В эту ночь на небе властвовала полная луна, заливая землю серебристым светом. Бесцеремонно заглянув в комнату, она освещала любовные игры мужчины и женщины, пока с их уст одновременно не слетел крик и они, обессиленные, упали на свое ложе. Женщина кричала долго и протяжно, мужчина — коротко и хрипло. Женщина с мыслью «завтра надо рано встать, не проспать бы» сразу уснула, повернувшись на правый бок, прижавшись горячей спиной к мужчине, к которому сон не спешил. Он нервничал из-за ощущения неотвратимости беды, которая терпеливо выжидала своего часа. Свет луны не только мешал заснуть, но и не давал собраться с мыслями.
Наглость луны заставила его подняться и попытаться защититься от нее при помощи ситцевых штор цвета солнца, но она не сдавалась, выискивала лазейки и, легко проникая через них, смеялась над усилиями мужчины.
«Не можешь спать — займись делом, но так, чтобы никому не мешать», — сказал себе Олег. «Никому» относилось к спавшей крепким сном Наташе. Теперь она лежала на животе, широко раскинув руки и ноги.
«Легко сказать „займись делом“, но каким?» Олег отправился в кухню, плотно прикрыв за собой дверь. «Может, какую-нибудь книгу почитать?» Его взгляд наткнулся на цветной пакет, который за неимением более подходящего места он положил на обеденный стол.
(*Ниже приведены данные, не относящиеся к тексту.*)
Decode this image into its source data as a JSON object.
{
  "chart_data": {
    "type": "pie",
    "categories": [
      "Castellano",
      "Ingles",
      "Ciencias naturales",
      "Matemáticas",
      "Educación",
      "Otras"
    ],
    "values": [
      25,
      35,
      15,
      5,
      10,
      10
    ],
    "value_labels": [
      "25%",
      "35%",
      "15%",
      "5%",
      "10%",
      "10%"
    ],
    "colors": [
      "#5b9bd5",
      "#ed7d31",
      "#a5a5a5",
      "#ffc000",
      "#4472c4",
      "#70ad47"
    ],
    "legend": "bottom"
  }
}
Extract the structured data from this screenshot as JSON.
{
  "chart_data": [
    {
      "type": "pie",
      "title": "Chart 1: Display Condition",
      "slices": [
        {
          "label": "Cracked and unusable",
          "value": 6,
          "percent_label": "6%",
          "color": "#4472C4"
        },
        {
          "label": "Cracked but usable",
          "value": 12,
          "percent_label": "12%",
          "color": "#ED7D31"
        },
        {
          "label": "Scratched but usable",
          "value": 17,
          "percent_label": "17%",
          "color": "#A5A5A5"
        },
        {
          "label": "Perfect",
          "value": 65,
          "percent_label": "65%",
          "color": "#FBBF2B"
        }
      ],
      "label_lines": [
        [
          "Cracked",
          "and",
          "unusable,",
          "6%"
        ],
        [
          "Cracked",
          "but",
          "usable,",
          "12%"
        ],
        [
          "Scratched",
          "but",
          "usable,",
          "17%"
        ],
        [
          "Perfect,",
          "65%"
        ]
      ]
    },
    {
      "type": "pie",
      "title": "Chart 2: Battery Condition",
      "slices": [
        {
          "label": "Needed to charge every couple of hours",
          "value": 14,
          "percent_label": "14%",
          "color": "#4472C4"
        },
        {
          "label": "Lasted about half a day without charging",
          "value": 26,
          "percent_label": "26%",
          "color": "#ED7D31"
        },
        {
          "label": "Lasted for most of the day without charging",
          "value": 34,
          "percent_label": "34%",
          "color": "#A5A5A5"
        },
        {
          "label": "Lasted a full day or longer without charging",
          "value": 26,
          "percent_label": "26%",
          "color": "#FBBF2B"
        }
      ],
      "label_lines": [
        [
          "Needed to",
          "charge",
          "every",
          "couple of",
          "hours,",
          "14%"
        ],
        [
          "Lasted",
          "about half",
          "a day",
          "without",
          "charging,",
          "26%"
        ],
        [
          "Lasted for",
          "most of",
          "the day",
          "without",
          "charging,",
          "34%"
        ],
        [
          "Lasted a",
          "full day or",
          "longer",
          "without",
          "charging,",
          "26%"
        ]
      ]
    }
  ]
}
В нем находился дневник Родиона Иконникова, так напугавший Свету.
— Что же в тебе есть такое, вызывающее страх? Удивительное изобретение человека — слово, вне зависимости от того, произнесено оно вслух или написано. Оно может вызвать гнев, восторг, радость, печаль, жалость, желание, страх, любовь. Передать ощущение холода, жары, голода, боли, эйфории, стыда.
Потертый кожаный переплет тетради, пожелтевшие страницы, мелкий, убористый, но удивительно четкий почерк. Это был, собственно, не дневник: писавший его не помечал события датами, они явно не были важны для него, ничего не значили.
Недописанный роман о чуме вновь напомнил о себе и замыслах, которые так и остались нереализованными. Было странно оказаться в том месте, где до этого блуждал лишь в воображении. Город ХХ века внешне мало похож на себя самого, каким был в ХVIII столетии. Так человек, меняясь внешне в течение жизни, сохраняет свой внутренний стержень, свое «я». Волею судьбы заброшенный в этот древний город, я с большим удовольствием бродил по мощенным дорожкам древнейшей православной святыни, Печерского монастыря, замирал от переполнявших меня чувств возле нетленных мощей святых старцев, похороненных в монастырских пещерах, поражался воле и желанию затворников, добровольно замуровавших себя, лишившись до конца жизни солнечного света, изнурявших тело невероятной аскезой — довольствовались лишь одной маленькой просвирой и небольшим количеством воды в день. И крамольные мысли полезли в мою голову: ведь тьма — обитель сатаны, его царство! Разве можно, находясь во тьме, стремиться к свету, молить о милости Господа? Другое дело дома Господа — великолепные храмы, церкви, устремлявшиеся к небу острые шпили золоченых куполов, блистающие золотом алтарей, окладами святых икон, приводящие в трепет церковным песнопением, торжественными ритуалами. И вновь мысленно возвращался в прошлое, о событиях которого известно из летописей. Во время эпидемии чумы полностью вымирали монастыри, смерть косила слуг Господа наравне с грешниками, никому не делая поблажки. Что это было? Искушение верой или слабость Бога и сила сатаны? Я боялся этих мыслей, толкающих к атеизму, а то и еще дальше в глубины тьмы.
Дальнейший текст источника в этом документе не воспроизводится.